4日午前、京都・舞鶴市でクマが出没しました。
まさにこの場所では3日も、クマが現れました。
警察が警戒する中、クマは住宅の前に置かれた捕獲用のおりに手をかけ、顔をのぞかせていました。
3日午後5時過ぎ、「軒下にクマがいる」と通報があり、市の職員や警察などが駆け付けたところ、親子とみられるツキノワグマ2頭を発見。
午後9時40分ごろ、京都府で初となる「緊急銃猟」が行われ、麻酔銃により捕獲され、その後、駆除されました。
メスの成獣の体重は約25kg、オスの子グマは約5kgでした。
専門家によりますと、“痩せ細った親子グマがエサを求め、行動範囲を広げて人里に下りてきた可能性が高い”といいます。
緊迫の捕獲劇から一夜明け、4日も市内では厳戒態勢が続いてます。
軒下を、2頭のクマに占拠された住民は、当時の状況を鮮明に覚えていて、「小川というか、側溝をポンと跳び越えて、子グマがここを通ってずーっと来た。それを上から私が発見した。(子グマは)迷わずに縁の下に入った。成獣がおったのではないか、中に親が。クマを見たことは八十何年になるが、生まれてから初めて」と話します。
こうした中、4日も新たなクマの目撃情報がありました。
親子とみられる2頭のクマが現れた住宅と全く同じ場所に、1頭の子グマが姿を現したのです。
岩手大学農学部・山内貴義准教授:
基本的にクマって2頭子どもを産むことがほとんど。
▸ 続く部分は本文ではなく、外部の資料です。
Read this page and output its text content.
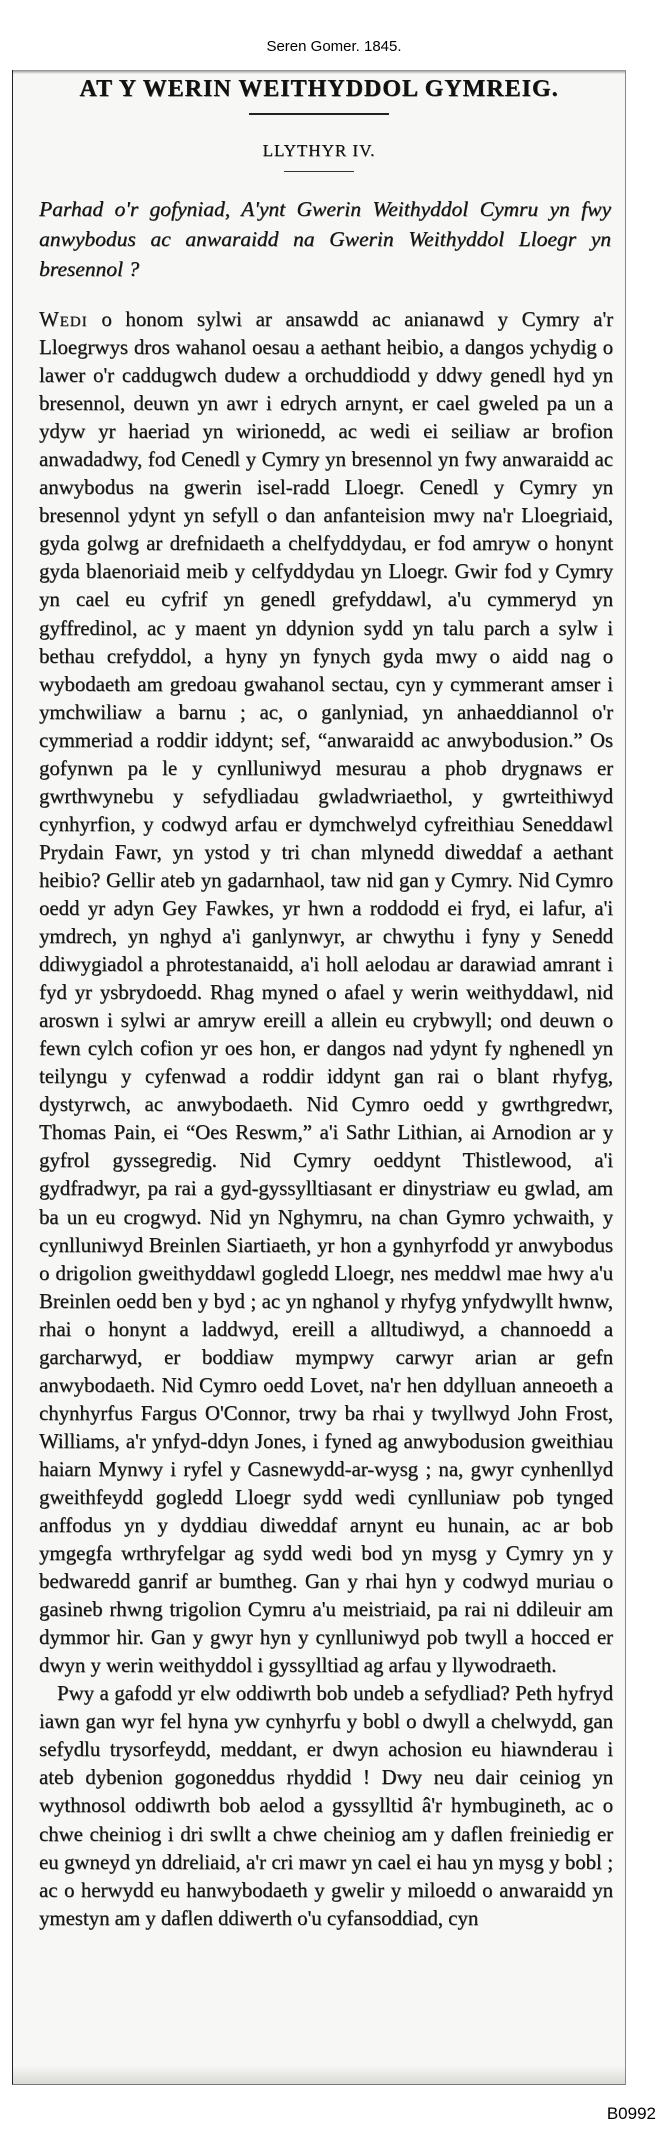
Seren Gomer. 1845.
AT Y WERIN WEITHYDDOL GYMREIG.
LLYTHYR IV.
Parhad o'r gofyniad, A'ynt Gwerin Weithyddol Cymru yn fwy anwybodus ac anwaraidd na Gwerin Weithyddol Lloegr yn bresennol ?

Wedi o honom sylwi ar ansawdd ac anianawd y Cymry a'r Lloegrwys dros wahanol oesau a aethant heibio, a dangos ychydig o lawer o'r caddugwch dudew a orchuddiodd y ddwy genedl hyd yn bresennol, deuwn yn awr i edrych arnynt, er cael gweled pa un a ydyw yr haeriad yn wirionedd, ac wedi ei seiliaw ar brofion anwadadwy, fod Cenedl y Cymry yn bresennol yn fwy anwaraidd ac anwybodus na gwerin isel-radd Lloegr. Cenedl y Cymry yn bresennol ydynt yn sefyll o dan anfanteision mwy na'r Lloegriaid, gyda golwg ar drefnidaeth a chelfyddydau, er fod amryw o honynt gyda blaenoriaid meib y celfyddydau yn Lloegr. Gwir fod y Cymry yn cael eu cyfrif yn genedl grefyddawl, a'u cymmeryd yn gyffredinol, ac y maent yn ddynion sydd yn talu parch a sylw i bethau crefyddol, a hyny yn fynych gyda mwy o aidd nag o wybodaeth am gredoau gwahanol sectau, cyn y cymmerant amser i ymchwiliaw a barnu ; ac, o ganlyniad, yn anhaeddiannol o'r cymmeriad a roddir iddynt; sef, “anwaraidd ac anwybodusion.” Os gofynwn pa le y cynlluniwyd mesurau a phob drygnaws er gwrthwynebu y sefydliadau gwladwriaethol, y gwrteithiwyd cynhyrfion, y codwyd arfau er dymchwelyd cyfreithiau Seneddawl Prydain Fawr, yn ystod y tri chan mlynedd diweddaf a aethant heibio? Gellir ateb yn gadarnhaol, taw nid gan y Cymry. Nid Cymro oedd yr adyn Gey Fawkes, yr hwn a roddodd ei fryd, ei lafur, a'i ymdrech, yn nghyd a'i ganlynwyr, ar chwythu i fyny y Senedd ddiwygiadol a phrotestanaidd, a'i holl aelodau ar darawiad amrant i fyd yr ysbrydoedd. Rhag myned o afael y werin weithyddawl, nid aroswn i sylwi ar amryw ereill a allein eu crybwyll; ond deuwn o fewn cylch cofion yr oes hon, er dangos nad ydynt fy nghenedl yn teilyngu y cyfenwad a roddir iddynt gan rai o blant rhyfyg, dystyrwch, ac anwybodaeth. Nid Cymro oedd y gwrthgredwr, Thomas Pain, ei “Oes Reswm,” a'i Sathr Lithian, ai Arnodion ar y gyfrol gyssegredig. Nid Cymry oeddynt Thistlewood, a'i gydfradwyr, pa rai a gyd-gyssylltiasant er dinystriaw eu gwlad, am ba un eu crogwyd. Nid yn Nghymru, na chan Gymro ychwaith, y cynlluniwyd Breinlen Siartiaeth, yr hon a gynhyrfodd yr anwybodus o drigolion gweithyddawl gogledd Lloegr, nes meddwl mae hwy a'u Breinlen oedd ben y byd ; ac yn nghanol y rhyfyg ynfydwyllt hwnw, rhai o honynt a laddwyd, ereill a alltudiwyd, a channoedd a garcharwyd, er boddiaw mympwy carwyr arian ar gefn anwybodaeth. Nid Cymro oedd Lovet, na'r hen ddylluan anneoeth a chynhyrfus Fargus O'Connor, trwy ba rhai y twyllwyd John Frost, Williams, a'r ynfyd-ddyn Jones, i fyned ag anwybodusion gweithiau haiarn Mynwy i ryfel y Casnewydd-ar-wysg ; na, gwyr cynhenllyd gweithfeydd gogledd Lloegr sydd wedi cynlluniaw pob tynged anffodus yn y dyddiau diweddaf arnynt eu hunain, ac ar bob ymgegfa wrthryfelgar ag sydd wedi bod yn mysg y Cymry yn y bedwaredd ganrif ar bumtheg. Gan y rhai hyn y codwyd muriau o gasineb rhwng trigolion Cymru a'u meistriaid, pa rai ni ddileuir am dymmor hir. Gan y gwyr hyn y cynlluniwyd pob twyll a hocced er dwyn y werin weithyddol i gyssylltiad ag arfau y llywodraeth.

Pwy a gafodd yr elw oddiwrth bob undeb a sefydliad? Peth hyfryd iawn gan wyr fel hyna yw cynhyrfu y bobl o dwyll a chelwydd, gan sefydlu trysorfeydd, meddant, er dwyn achosion eu hiawnderau i ateb dybenion gogoneddus rhyddid ! Dwy neu dair ceiniog yn wythnosol oddiwrth bob aelod a gyssylltid â'r hymbugineth, ac o chwe cheiniog i dri swllt a chwe cheiniog am y daflen freiniedig er eu gwneyd yn ddreliaid, a'r cri mawr yn cael ei hau yn mysg y bobl ; ac o herwydd eu hanwybodaeth y gwelir y miloedd o anwaraidd yn ymestyn am y daflen ddiwerth o'u cyfansoddiad, cyn

B0992
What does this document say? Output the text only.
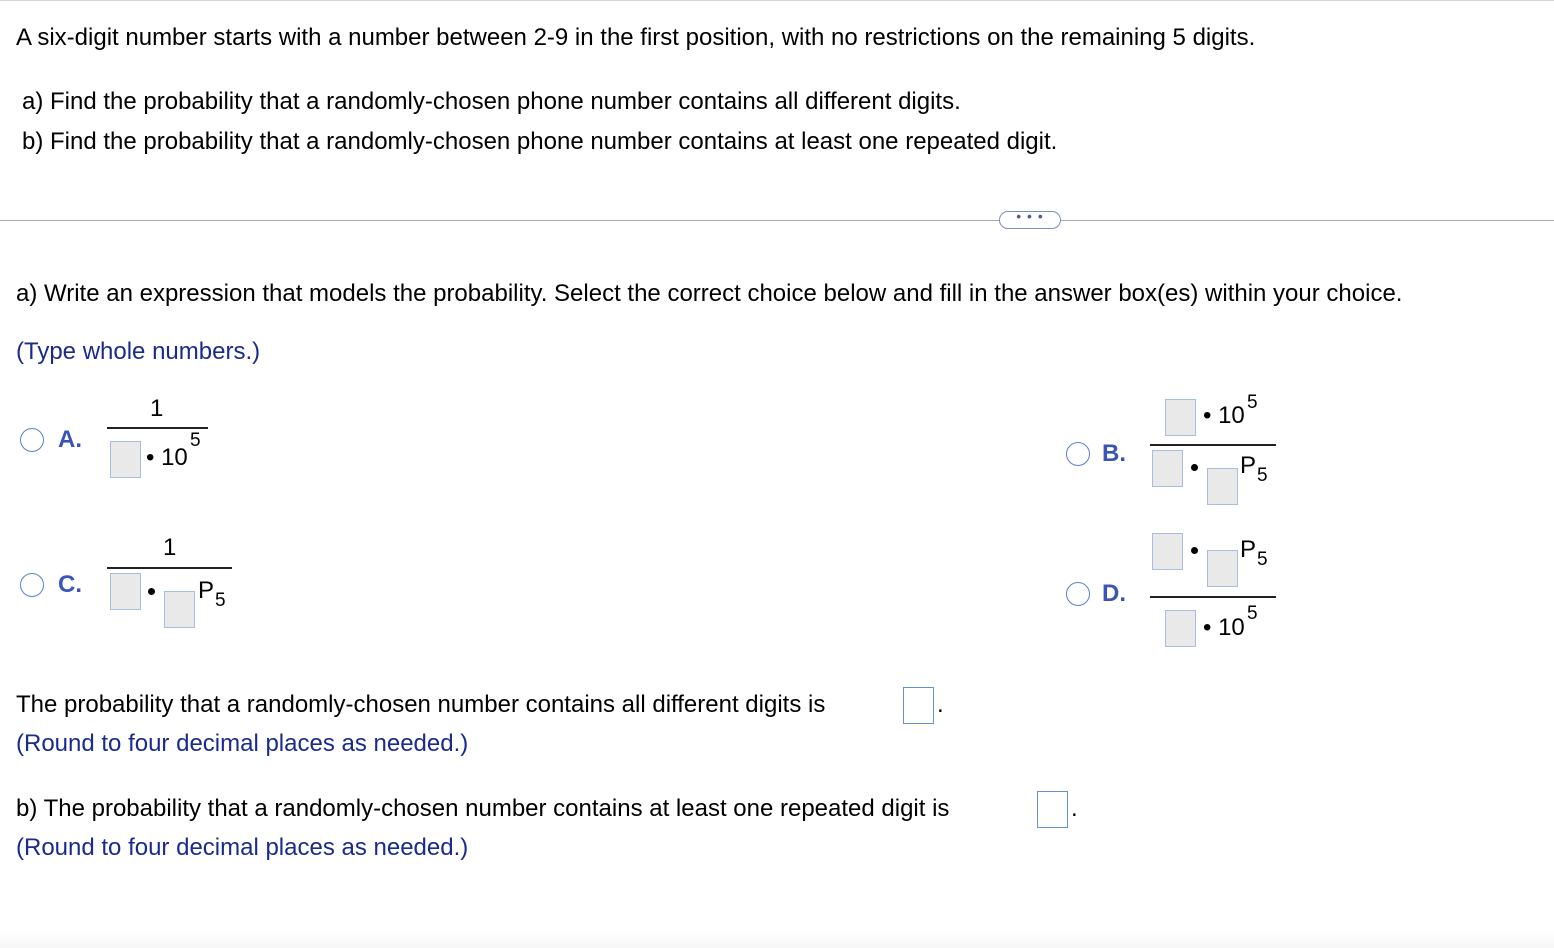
A six-digit number starts with a number between 2-9 in the first position, with no restrictions on the remaining 5 digits.
a) Find the probability that a randomly-chosen phone number contains all different digits.
b) Find the probability that a randomly-chosen phone number contains at least one repeated digit.
• • •
a) Write an expression that models the probability. Select the correct choice below and fill in the answer box(es) within your choice.
(Type whole numbers.)
A.
1
• 10
5	B.
• 10 5
P 5
C.
1
P 5	D.
P 5
• 10
5
The probability that a randomly-chosen number contains all different digits is	.
(Round to four decimal places as needed.)
b) The probability that a randomly-chosen number contains at least one repeated digit is	.
(Round to four decimal places as needed.)
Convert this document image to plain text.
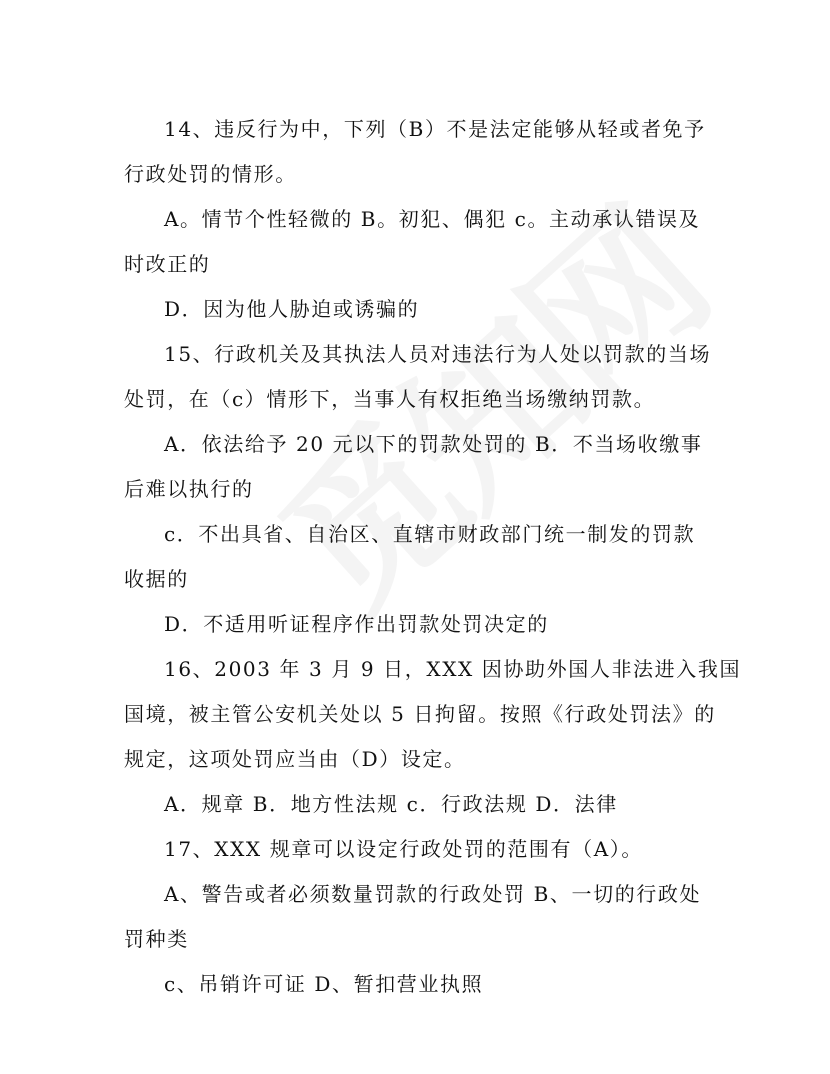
14、违反行为中，下列（B）不是法定能够从轻或者免予
行政处罚的情形。
A。情节个性轻微的 B。初犯、偶犯 c。主动承认错误及
时改正的
D．因为他人胁迫或诱骗的
15、行政机关及其执法人员对违法行为人处以罚款的当场
处罚，在（c）情形下，当事人有权拒绝当场缴纳罚款。
A．依法给予 20 元以下的罚款处罚的 B．不当场收缴事
后难以执行的
c．不出具省、自治区、直辖市财政部门统一制发的罚款
收据的
D．不适用听证程序作出罚款处罚决定的
16、2003 年 3 月 9 日，XXX 因协助外国人非法进入我国
国境，被主管公安机关处以 5 日拘留。按照《行政处罚法》的
规定，这项处罚应当由（D）设定。
A．规章 B．地方性法规 c．行政法规 D．法律
17、XXX 规章可以设定行政处罚的范围有（A）。
A、警告或者必须数量罚款的行政处罚 B、一切的行政处
罚种类
c、吊销许可证 D、暂扣营业执照
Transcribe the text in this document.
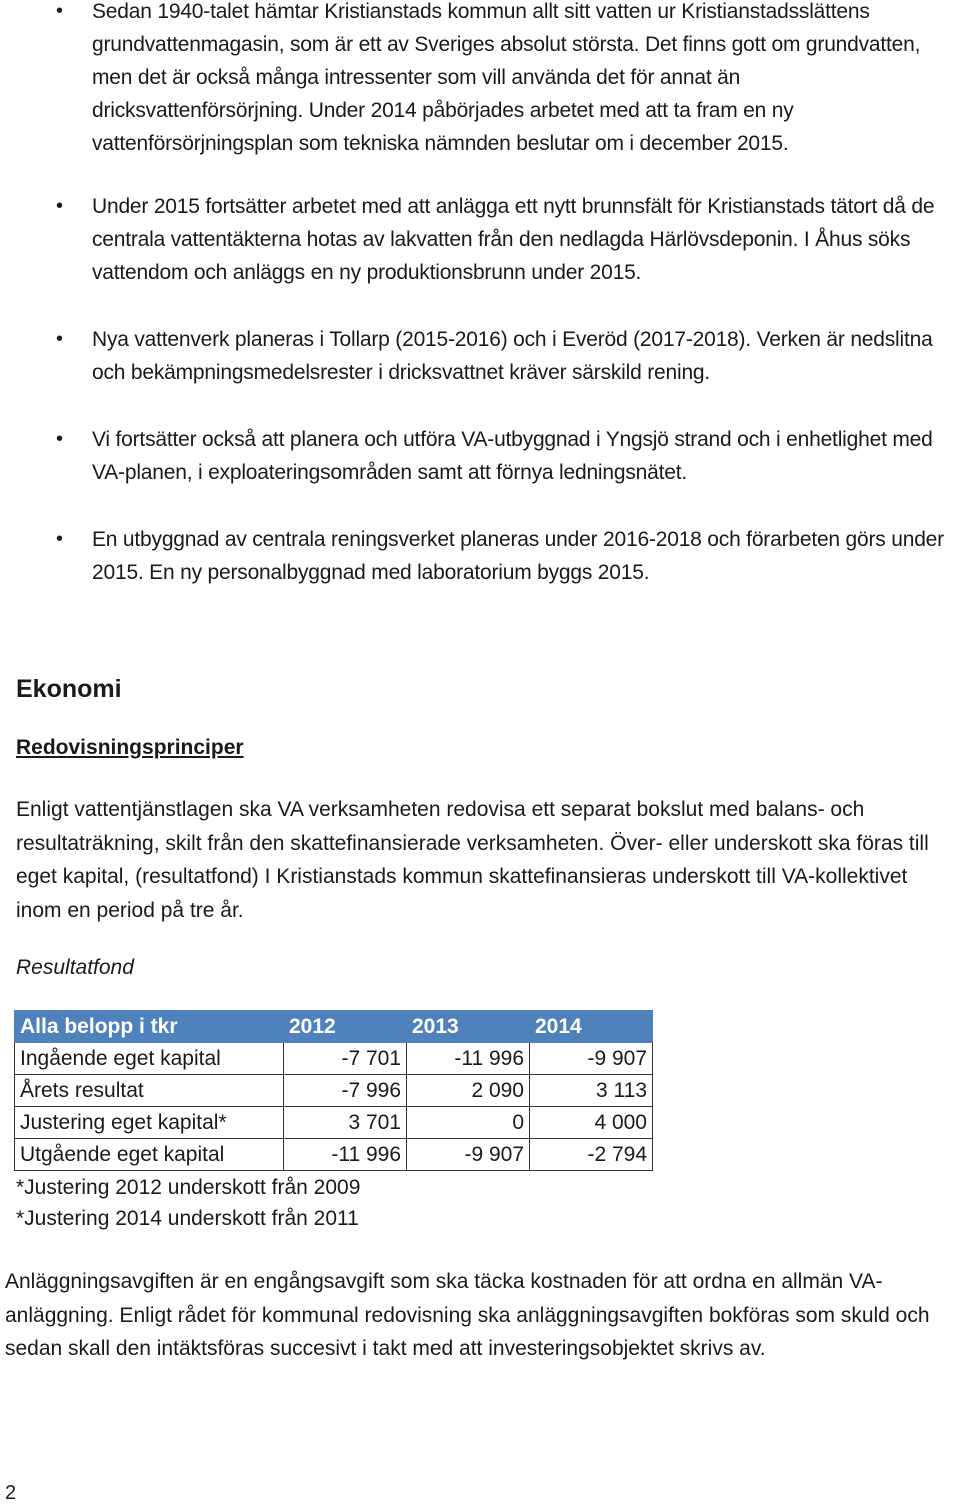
• Sedan 1940-talet hämtar Kristianstads kommun allt sitt vatten ur Kristianstadsslättens grundvattenmagasin, som är ett av Sveriges absolut största. Det finns gott om grundvatten, men det är också många intressenter som vill använda det för annat än dricksvattenförsörjning. Under 2014 påbörjades arbetet med att ta fram en ny vattenförsörjningsplan som tekniska nämnden beslutar om i december 2015.
• Under 2015 fortsätter arbetet med att anlägga ett nytt brunnsfält för Kristianstads tätort då de centrala vattentäkterna hotas av lakvatten från den nedlagda Härlövsdeponin. I Åhus söks vattendom och anläggs en ny produktionsbrunn under 2015.
• Nya vattenverk planeras i Tollarp (2015-2016) och i Everöd (2017-2018). Verken är nedslitna och bekämpningsmedelsrester i dricksvattnet kräver särskild rening.
• Vi fortsätter också att planera och utföra VA-utbyggnad i Yngsjö strand och i enhetlighet med VA-planen, i exploateringsområden samt att förnya ledningsnätet.
• En utbyggnad av centrala reningsverket planeras under 2016-2018 och förarbeten görs under 2015. En ny personalbyggnad med laboratorium byggs 2015.
Ekonomi
Redovisningsprinciper
Enligt vattentjänstlagen ska VA verksamheten redovisa ett separat bokslut med balans- och resultaträkning, skilt från den skattefinansierade verksamheten. Över- eller underskott ska föras till eget kapital, (resultatfond) I Kristianstads kommun skattefinansieras underskott till VA-kollektivet inom en period på tre år.
Resultatfond
Alla belopp i tkr	2012	2013	2014
Ingående eget kapital	-7 701	-11 996	-9 907
Årets resultat	-7 996	2 090	3 113
Justering eget kapital*	3 701	0	4 000
Utgående eget kapital	-11 996	-9 907	-2 794
*Justering 2012 underskott från 2009
*Justering 2014 underskott från 2011
Anläggningsavgiften är en engångsavgift som ska täcka kostnaden för att ordna en allmän VA-anläggning. Enligt rådet för kommunal redovisning ska anläggningsavgiften bokföras som skuld och sedan skall den intäktsföras succesivt i takt med att investeringsobjektet skrivs av.
2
親子がつかまってその後、その子グマが親を捜しているというか、行く場所がなくて、うろちょろしている感じだと思う。
実りの秋が近づき冬眠に備えて脂肪を蓄えるため、この時期、クマは最も活動が活発になっています。
さらに、台風24号の影響で雨が降り続いている今、特に注意が必要だといいます。
岩手大学農学部・山内貴義准教授:
多少の雨であれば、野生動物はあまり気にしないで普通にエサを探して動き回っていることになる。雨が降ると匂いが飛ばなくなったり、雨音で音がかき消されてしまう。
雨が降ると気づかぬうちにクマと遭遇する可能性が高まるため、より警戒が必要です。